Так я разрешал говорить только одному человеку — бабушке Агаты. У нее и Глеб мальчик, и Агата девочка — да что там, даже мой дядя мальчик. По ее мнению, вокруг вообще одни малыши. Обожаю эту старушку — правда, в свои шестьдесят она выглядит едва ли на сорок, и за “старушку” нехило достанется. Однажды в детстве мы с Глебом так пошутили, а потом чесались в качестве наказания целую неделю.

— Ты спрашивал про защитный медальон, — продолжила она. — Значит, слушай…

Вот она — моя всезнающая энциклопедия, взявшаяся за меня, когда отец сделал мне ручкой и я остался один на один с собственной Темнотой, которая, в отличие от него, никуда не делась, просто перестала откликаться — зато давила все сильнее, словно наказывая за непослушание. Мне надо было учиться жить с чужой душой, которую я не собирался отдавать. До чего-то я интуитивно додумался сам, но все равно требовались советчики поопытнее. Однако другие колдуны, которых искал дядя, не хотели связываться с сыном Григория Павловского. Боялись они, конечно, не меня. А вот бабушка Агаты не побоялась. И с тех пор я знал, что с любым сложным вопросом могу обратиться к ней.

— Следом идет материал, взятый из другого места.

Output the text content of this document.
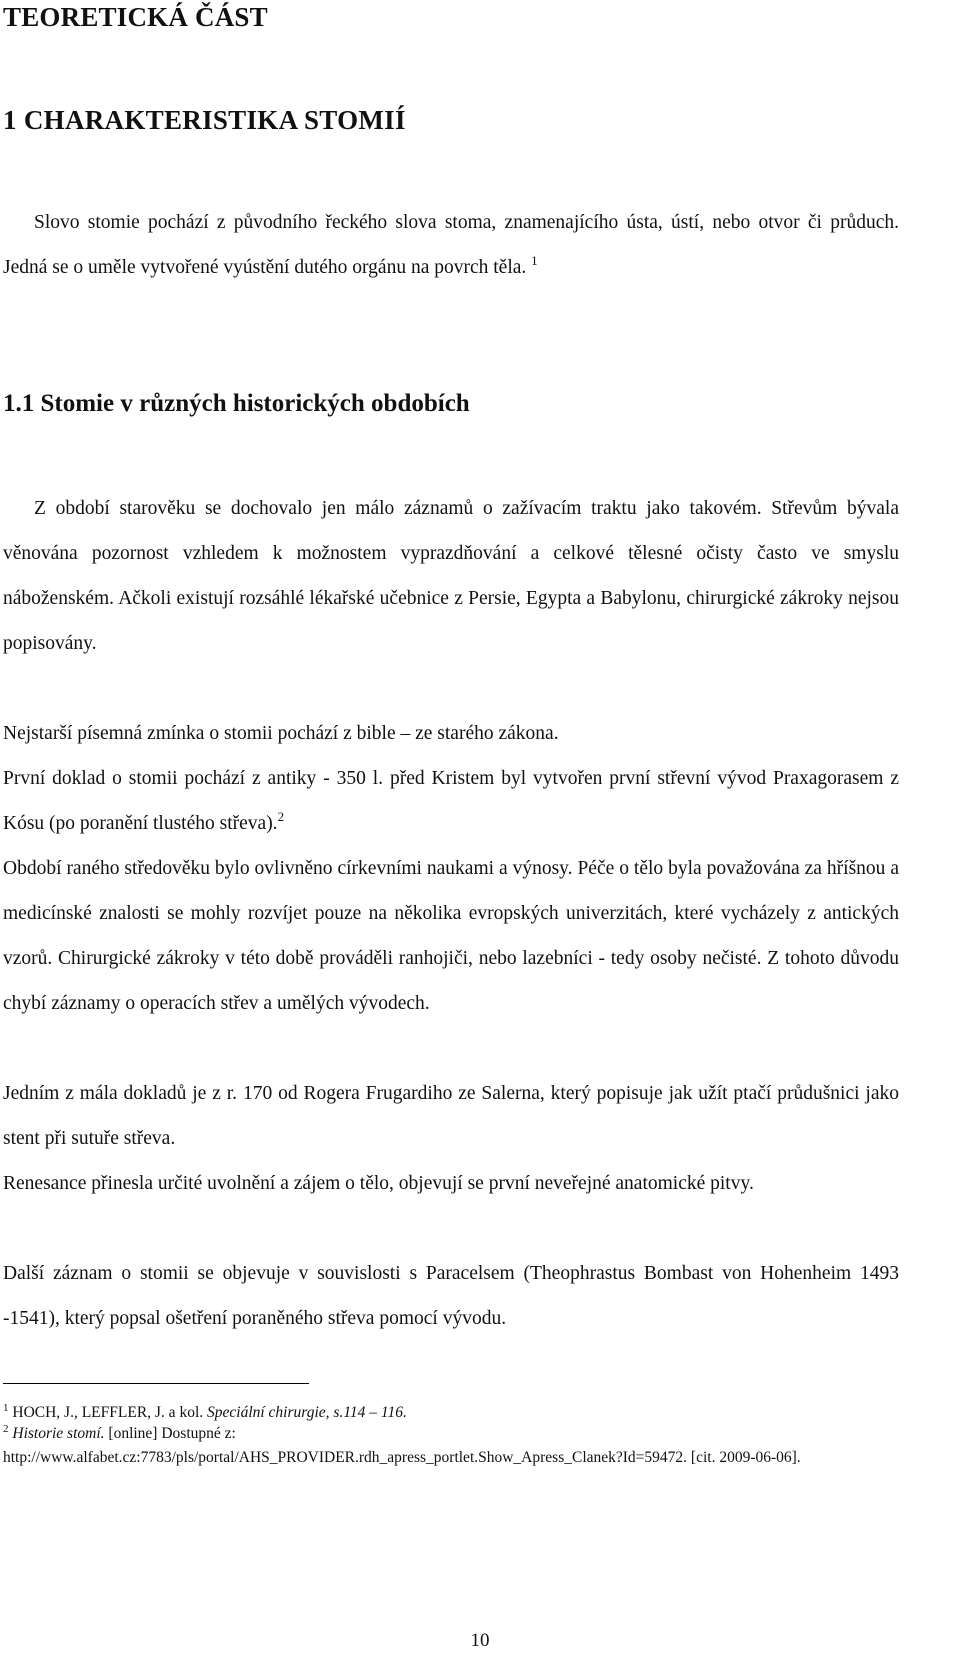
TEORETICKÁ ČÁST
1 CHARAKTERISTIKA STOMIÍ

Slovo stomie pochází z původního řeckého slova stoma, znamenajícího ústa, ústí, nebo otvor či průduch. Jedná se o uměle vytvořené vyústění dutého orgánu na povrch těla. $^1$

1.1 Stomie v různých historických obdobích

Z období starověku se dochovalo jen málo záznamů o zažívacím traktu jako takovém. Střevům bývala věnována pozornost vzhledem k možnostem vyprazdňování a celkové tělesné očisty často ve smyslu náboženském. Ačkoli existují rozsáhlé lékařské učebnice z Persie, Egypta a Babylonu, chirurgické zákroky nejsou popisovány.

Nejstarší písemná zmínka o stomii pochází z bible – ze starého zákona.

První doklad o stomii pochází z antiky - 350 l. před Kristem byl vytvořen první střevní vývod Praxagorasem z Kósu (po poranění tlustého střeva).$^2$

Období raného středověku bylo ovlivněno církevními naukami a výnosy. Péče o tělo byla považována za hříšnou a medicínské znalosti se mohly rozvíjet pouze na několika evropských univerzitách, které vycházely z antických vzorů. Chirurgické zákroky v této době prováděli ranhojiči, nebo lazebníci - tedy osoby nečisté. Z tohoto důvodu chybí záznamy o operacích střev a umělých vývodech.

Jedním z mála dokladů je z r. 170 od Rogera Frugardiho ze Salerna, který popisuje jak užít ptačí průdušnici jako stent při sutuře střeva.

Renesance přinesla určité uvolnění a zájem o tělo, objevují se první neveřejné anatomické pitvy.

Další záznam o stomii se objevuje v souvislosti s Paracelsem (Theophrastus Bombast von Hohenheim 1493 -1541), který popsal ošetření poraněného střeva pomocí vývodu.

$^1$ HOCH, J., LEFFLER, J. a kol. Speciální chirurgie, s.114 – 116.

$^2$ Historie stomí. [online] Dostupné z:

http://www.alfabet.cz:7783/pls/portal/AHS_PROVIDER.rdh_apress_portlet.Show_Apress_Clanek?Id=59472. [cit. 2009-06-06].

10
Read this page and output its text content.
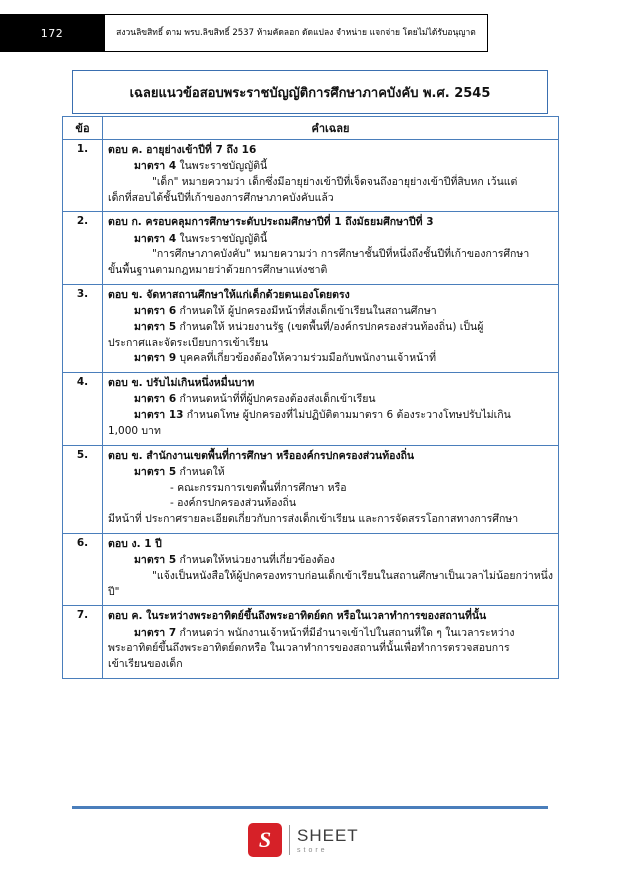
172	สงวนลิขสิทธิ์ ตาม พรบ.ลิขสิทธิ์ 2537 ห้ามคัดลอก ดัดแปลง จำหน่าย แจกจ่าย โดยไม่ได้รับอนุญาต
เฉลยแนวข้อสอบพระราชบัญญัติการศึกษาภาคบังคับ พ.ศ. 2545
ข้อ	คำเฉลย
1.	ตอบ ค. อายุย่างเข้าปีที่ 7 ถึง 16

มาตรา 4 ในพระราชบัญญัตินี้

"เด็ก" หมายความว่า เด็กซึ่งมีอายุย่างเข้าปีที่เจ็ดจนถึงอายุย่างเข้าปีที่สิบหก เว้นแต่

เด็กที่สอบได้ชั้นปีที่เก้าของการศึกษาภาคบังคับแล้ว

2.	ตอบ ก. ครอบคลุมการศึกษาระดับประถมศึกษาปีที่ 1 ถึงมัธยมศึกษาปีที่ 3

มาตรา 4 ในพระราชบัญญัตินี้

"การศึกษาภาคบังคับ" หมายความว่า การศึกษาชั้นปีที่หนึ่งถึงชั้นปีที่เก้าของการศึกษา

ขั้นพื้นฐานตามกฎหมายว่าด้วยการศึกษาแห่งชาติ

3.	ตอบ ข. จัดหาสถานศึกษาให้แก่เด็กด้วยตนเองโดยตรง

มาตรา 6 กำหนดให้ ผู้ปกครองมีหน้าที่ส่งเด็กเข้าเรียนในสถานศึกษา

มาตรา 5 กำหนดให้ หน่วยงานรัฐ (เขตพื้นที่/องค์กรปกครองส่วนท้องถิ่น) เป็นผู้

ประกาศและจัดระเบียบการเข้าเรียน

มาตรา 9 บุคคลที่เกี่ยวข้องต้องให้ความร่วมมือกับพนักงานเจ้าหน้าที่

4.	ตอบ ข. ปรับไม่เกินหนึ่งหมื่นบาท

มาตรา 6 กำหนดหน้าที่ที่ผู้ปกครองต้องส่งเด็กเข้าเรียน

มาตรา 13 กำหนดโทษ ผู้ปกครองที่ไม่ปฏิบัติตามมาตรา 6 ต้องระวางโทษปรับไม่เกิน

1,000 บาท

5.	ตอบ ข. สำนักงานเขตพื้นที่การศึกษา หรือองค์กรปกครองส่วนท้องถิ่น

มาตรา 5 กำหนดให้

- คณะกรรมการเขตพื้นที่การศึกษา หรือ

- องค์กรปกครองส่วนท้องถิ่น

มีหน้าที่ ประกาศรายละเอียดเกี่ยวกับการส่งเด็กเข้าเรียน และการจัดสรรโอกาสทางการศึกษา

6.	ตอบ ง. 1 ปี

มาตรา 5 กำหนดให้หน่วยงานที่เกี่ยวข้องต้อง

"แจ้งเป็นหนังสือให้ผู้ปกครองทราบก่อนเด็กเข้าเรียนในสถานศึกษาเป็นเวลาไม่น้อยกว่าหนึ่ง

ปี"

7.	ตอบ ค. ในระหว่างพระอาทิตย์ขึ้นถึงพระอาทิตย์ตก หรือในเวลาทำการของสถานที่นั้น

มาตรา 7 กำหนดว่า พนักงานเจ้าหน้าที่มีอำนาจเข้าไปในสถานที่ใด ๆ ในเวลาระหว่าง

พระอาทิตย์ขึ้นถึงพระอาทิตย์ตกหรือ ในเวลาทำการของสถานที่นั้นเพื่อทำการตรวจสอบการ

เข้าเรียนของเด็ก

S	SHEET
store
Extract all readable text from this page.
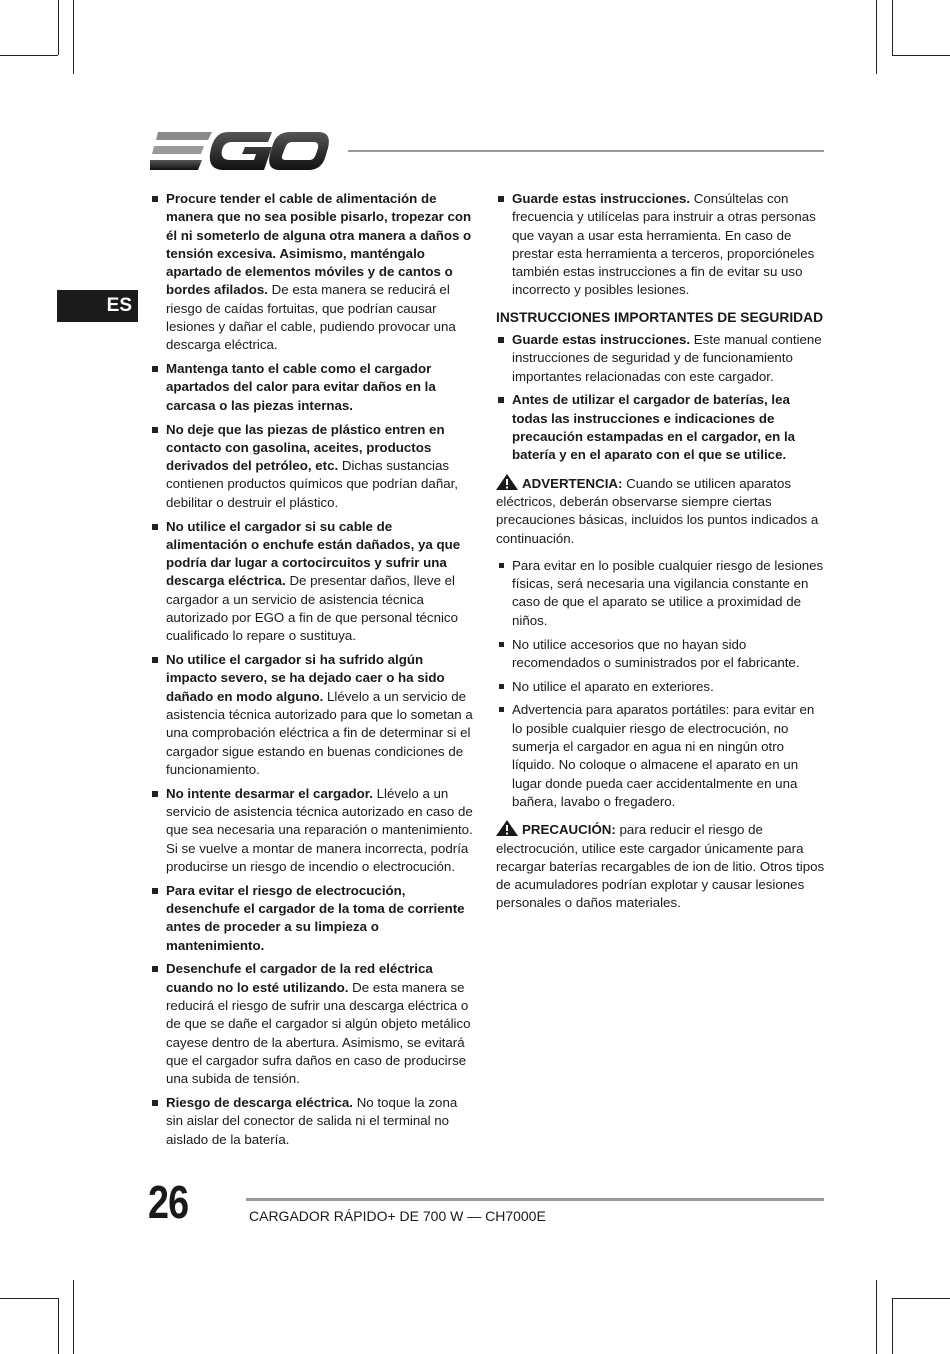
ES
Procure tender el cable de alimentación de manera que no sea posible pisarlo, tropezar con él ni someterlo de alguna otra manera a daños o tensión excesiva. Asimismo, manténgalo apartado de elementos móviles y de cantos o bordes afilados. De esta manera se reducirá el riesgo de caídas fortuitas, que podrían causar lesiones y dañar el cable, pudiendo provocar una descarga eléctrica.
Mantenga tanto el cable como el cargador apartados del calor para evitar daños en la carcasa o las piezas internas.
No deje que las piezas de plástico entren en contacto con gasolina, aceites, productos derivados del petróleo, etc. Dichas sustancias contienen productos químicos que podrían dañar, debilitar o destruir el plástico.
No utilice el cargador si su cable de alimentación o enchufe están dañados, ya que podría dar lugar a cortocircuitos y sufrir una descarga eléctrica. De presentar daños, lleve el cargador a un servicio de asistencia técnica autorizado por EGO a fin de que personal técnico cualificado lo repare o sustituya.
No utilice el cargador si ha sufrido algún impacto severo, se ha dejado caer o ha sido dañado en modo alguno. Llévelo a un servicio de asistencia técnica autorizado para que lo sometan a una comprobación eléctrica a fin de determinar si el cargador sigue estando en buenas condiciones de funcionamiento.
No intente desarmar el cargador. Llévelo a un servicio de asistencia técnica autorizado en caso de que sea necesaria una reparación o mantenimiento. Si se vuelve a montar de manera incorrecta, podría producirse un riesgo de incendio o electrocución.
Para evitar el riesgo de electrocución, desenchufe el cargador de la toma de corriente antes de proceder a su limpieza o mantenimiento.
Desenchufe el cargador de la red eléctrica cuando no lo esté utilizando. De esta manera se reducirá el riesgo de sufrir una descarga eléctrica o de que se dañe el cargador si algún objeto metálico cayese dentro de la abertura. Asimismo, se evitará que el cargador sufra daños en caso de producirse una subida de tensión.
Riesgo de descarga eléctrica. No toque la zona sin aislar del conector de salida ni el terminal no aislado de la batería.
Guarde estas instrucciones. Consúltelas con frecuencia y utilícelas para instruir a otras personas que vayan a usar esta herramienta. En caso de prestar esta herramienta a terceros, proporcióneles también estas instrucciones a fin de evitar su uso incorrecto y posibles lesiones.
INSTRUCCIONES IMPORTANTES DE SEGURIDAD
Guarde estas instrucciones. Este manual contiene instrucciones de seguridad y de funcionamiento importantes relacionadas con este cargador.
Antes de utilizar el cargador de baterías, lea todas las instrucciones e indicaciones de precaución estampadas en el cargador, en la batería y en el aparato con el que se utilice.
ADVERTENCIA: Cuando se utilicen aparatos eléctricos, deberán observarse siempre ciertas precauciones básicas, incluidos los puntos indicados a continuación.
Para evitar en lo posible cualquier riesgo de lesiones físicas, será necesaria una vigilancia constante en caso de que el aparato se utilice a proximidad de niños.
No utilice accesorios que no hayan sido recomendados o suministrados por el fabricante.
No utilice el aparato en exteriores.
Advertencia para aparatos portátiles: para evitar en lo posible cualquier riesgo de electrocución, no sumerja el cargador en agua ni en ningún otro líquido. No coloque o almacene el aparato en un lugar donde pueda caer accidentalmente en una bañera, lavabo o fregadero.
PRECAUCIÓN: para reducir el riesgo de electrocución, utilice este cargador únicamente para recargar baterías recargables de ion de litio. Otros tipos de acumuladores podrían explotar y causar lesiones personales o daños materiales.
26	CARGADOR RÁPIDO+ DE 700 W — CH7000E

Вот и сейчас она говорила подробно, в деталях расписывая нужный мне медальон. Вернее, амулет принадлежности — так это называется. Чтобы скверна не вредила обычному человеку и Уля могла жить здесь. Вещицу нужно было изготовить особым образом, заговорить и усилить — обязательно из серебра и с моим гербовым знаком. Хотя последний был уже скорее для других колдунов, чтобы у них тоже не появлялось желания вредить.

Закончив с медальоном, моя старушка очень не прозрачно намекнула, что не против, если я заберу Агату. Только под мою ответственность, разумность и бла-бла-бла. Короче, могу делать с ее внучкой все что угодно — лишь бы уже забрал.

— Прямо все что угодно? — с усмешкой уточнил я.

Вопрос был более чем актуальный. Пару лет назад, когда все нужные выпуклости появились во всех нужных местах и мы стали смотреть на Агатку не совсем по-дружески, это заметила ее бабушка и предупредила нас, что если Глеб или я рискнет распечатать этот подарок до ее совершеннолетия, то нам будет очень грустно. Чесотки мы уже тогда не боялись, но она нашла аргумент получше: не встанет три года — причем у обоих, вне зависимости от того, кто постарается. В итоге подарок уже полгода как отпраздновала свое восемнадцатилетние — и все в том же нетронутом виде. Но тут уже вопросы к самой Агате. Хотя, по-честному, я еще особо и не старался.